Brau­chen mehr Geld aus Haus­halt für Ren­ten­kas­se

Nordwest-Zeitung - - NACHRICHTEN - VON RAS­MUS BUCH­STEI­NER, BÜ­RO BER­LIN

FRA­GE: Die Ko­ali­ti­on ringt um die Zu­kunft der Al­ters­si­che­rung. Ar­beits­mi­nis­te­rin Andrea Nah­les (SPD) kün­digt „Hal­t­el­i­ni­en“beim Ren­ten­ni­veau an. Wie groß ist der Hand­lungs­be­darf? MÜNTEFERING: Es ist sinn­voll, dar­über jetzt zu spre­chen. Denn es wer­den ge­ra­de die Wei­chen für die Ent­wick­lung der Renten bis 2045 ge­stellt. Das Ren­ten­ni­veau ist bis­her nicht so stark ge­sun­ken, wie man zu An­fang des Jahr­tau­sends ge­glaubt hat. Bis zum Jahr 2030 darf es laut Ge­setz nicht un­ter 43 Pro­zent ge­hen. Was da­nach ge­schieht, muss jetzt ge­klärt wer­den. Oh­ne ei­ne Re­form wür­de das Ren­ten­ni­veau wei­ter nach unten rut­schen. FRA­GE: Müs­sen wir, um das Ren­ten­ni­veau zu hal­ten, hö­he­re Bei­trä­ge zah­len?

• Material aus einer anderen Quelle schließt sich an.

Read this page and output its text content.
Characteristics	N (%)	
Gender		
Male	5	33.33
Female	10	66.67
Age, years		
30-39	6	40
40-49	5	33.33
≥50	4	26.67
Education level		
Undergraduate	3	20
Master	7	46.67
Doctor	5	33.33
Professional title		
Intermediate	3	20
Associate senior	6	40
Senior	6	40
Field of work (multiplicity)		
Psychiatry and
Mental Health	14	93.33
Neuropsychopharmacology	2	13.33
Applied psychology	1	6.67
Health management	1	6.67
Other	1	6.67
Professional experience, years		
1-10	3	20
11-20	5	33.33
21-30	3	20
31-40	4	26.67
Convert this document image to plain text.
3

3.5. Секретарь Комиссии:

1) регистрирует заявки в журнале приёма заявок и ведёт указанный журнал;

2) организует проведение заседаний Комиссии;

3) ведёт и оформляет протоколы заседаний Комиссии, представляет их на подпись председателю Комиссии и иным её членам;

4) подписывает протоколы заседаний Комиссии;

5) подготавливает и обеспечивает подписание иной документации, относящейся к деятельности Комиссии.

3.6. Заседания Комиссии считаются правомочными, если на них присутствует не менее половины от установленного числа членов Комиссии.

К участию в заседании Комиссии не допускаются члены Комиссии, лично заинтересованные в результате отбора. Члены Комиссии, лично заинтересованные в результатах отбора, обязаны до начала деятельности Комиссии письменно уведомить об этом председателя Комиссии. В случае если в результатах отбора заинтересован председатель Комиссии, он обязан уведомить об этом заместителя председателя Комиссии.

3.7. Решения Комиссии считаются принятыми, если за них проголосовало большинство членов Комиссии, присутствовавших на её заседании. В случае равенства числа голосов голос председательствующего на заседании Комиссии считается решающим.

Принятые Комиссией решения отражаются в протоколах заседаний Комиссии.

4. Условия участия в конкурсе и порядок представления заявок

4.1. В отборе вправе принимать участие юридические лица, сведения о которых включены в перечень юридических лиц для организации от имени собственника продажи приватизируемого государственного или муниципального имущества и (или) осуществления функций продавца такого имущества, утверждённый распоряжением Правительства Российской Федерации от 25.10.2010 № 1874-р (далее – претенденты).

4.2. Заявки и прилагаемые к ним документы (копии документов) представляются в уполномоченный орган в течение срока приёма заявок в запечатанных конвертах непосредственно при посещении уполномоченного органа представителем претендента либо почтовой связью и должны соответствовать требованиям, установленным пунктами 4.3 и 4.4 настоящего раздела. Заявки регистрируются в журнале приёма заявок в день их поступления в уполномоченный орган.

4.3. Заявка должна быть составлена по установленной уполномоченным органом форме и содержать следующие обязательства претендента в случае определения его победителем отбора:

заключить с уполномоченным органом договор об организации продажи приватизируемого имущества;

MÜNTEFERING: Es gibt ver­schie­de­ne Stell­schrau­ben. Das Ren­ten­ni­veau hängt auch da­mit zu­sam­men, wie vie­le Menschen Ar­beit ha­ben und wie hoch die Löh­ne sind. Na­tür­lich spielt die Bei­trags­hö­he auch ei­ne Rol­le. Auch die Fra­ge, wie lan­ge wir ar­bei­ten, ist von Be­lang. Fest steht aber: Wir brau­chen Hal­t­el­i­ni­en beim Ren­ten­ni­veau. FRA­GE: Wä­ren Sie im Zwei­fel für hö­he­re Bei­trä­ge? MÜNTEFERING: Der Bei­trags­satz darf bis 2020 nicht über 20 Pro­zent stei­gen und bis 2030 nicht über 22 Pro­zent. Viel stär­ker kann man den Bei­trag nicht er­hö­hen, wenn die Ar­beit in Deutsch­land nicht über Ge­bühr ver­teu­ert wer­den soll. Des­halb müs­sen wir dar­über nach­den­ken, mehr Geld aus dem Bun­des­haus­halt in die Ren­ten­kas­se zu ge­ben. Das ist aus Grün­den der de­mo­gra­fi­schen Ent­wick­lung durch­aus mög­lich. Ziel muss sein, dass die Be­las­tun­gen nicht ex­trem stei­gen. Eben­so wich­tig wie die Bei­trä­ge ist die Hö­he der Löh­ne. Da gibt es in vie­len Bran­chen Nach­hol­be­darf. FRA­GE: Wer­den die Deut­schen noch län­ger ar­bei­ten müs­sen, um das Ren­ten­ni­veau zu sta­bi­li­sie­ren? MÜNTEFERING: Ich hal­te nichts von ei­ner wei­te­ren pau­scha­len An­he­bung des Ren­ten­ein­tritts­al­ters. Wir brau­chen ei­ne stär­ke­re Fle­xi­bi­li­sie­rung. Die Al­ters­gren­ze ist in den ver­gan­ge­nen Jah­ren deut­lich er­höht wor­den, sie wird bis 2029 auf 67 Jah­re stei­gen. Für die Zu­kunft muss stär­ker be­rück­sich­tigt wer­den, dass die Menschen un­ter­schied­lich sind und un­ter­schied­lich lan­ge im Be­ruf blei­ben kön­nen.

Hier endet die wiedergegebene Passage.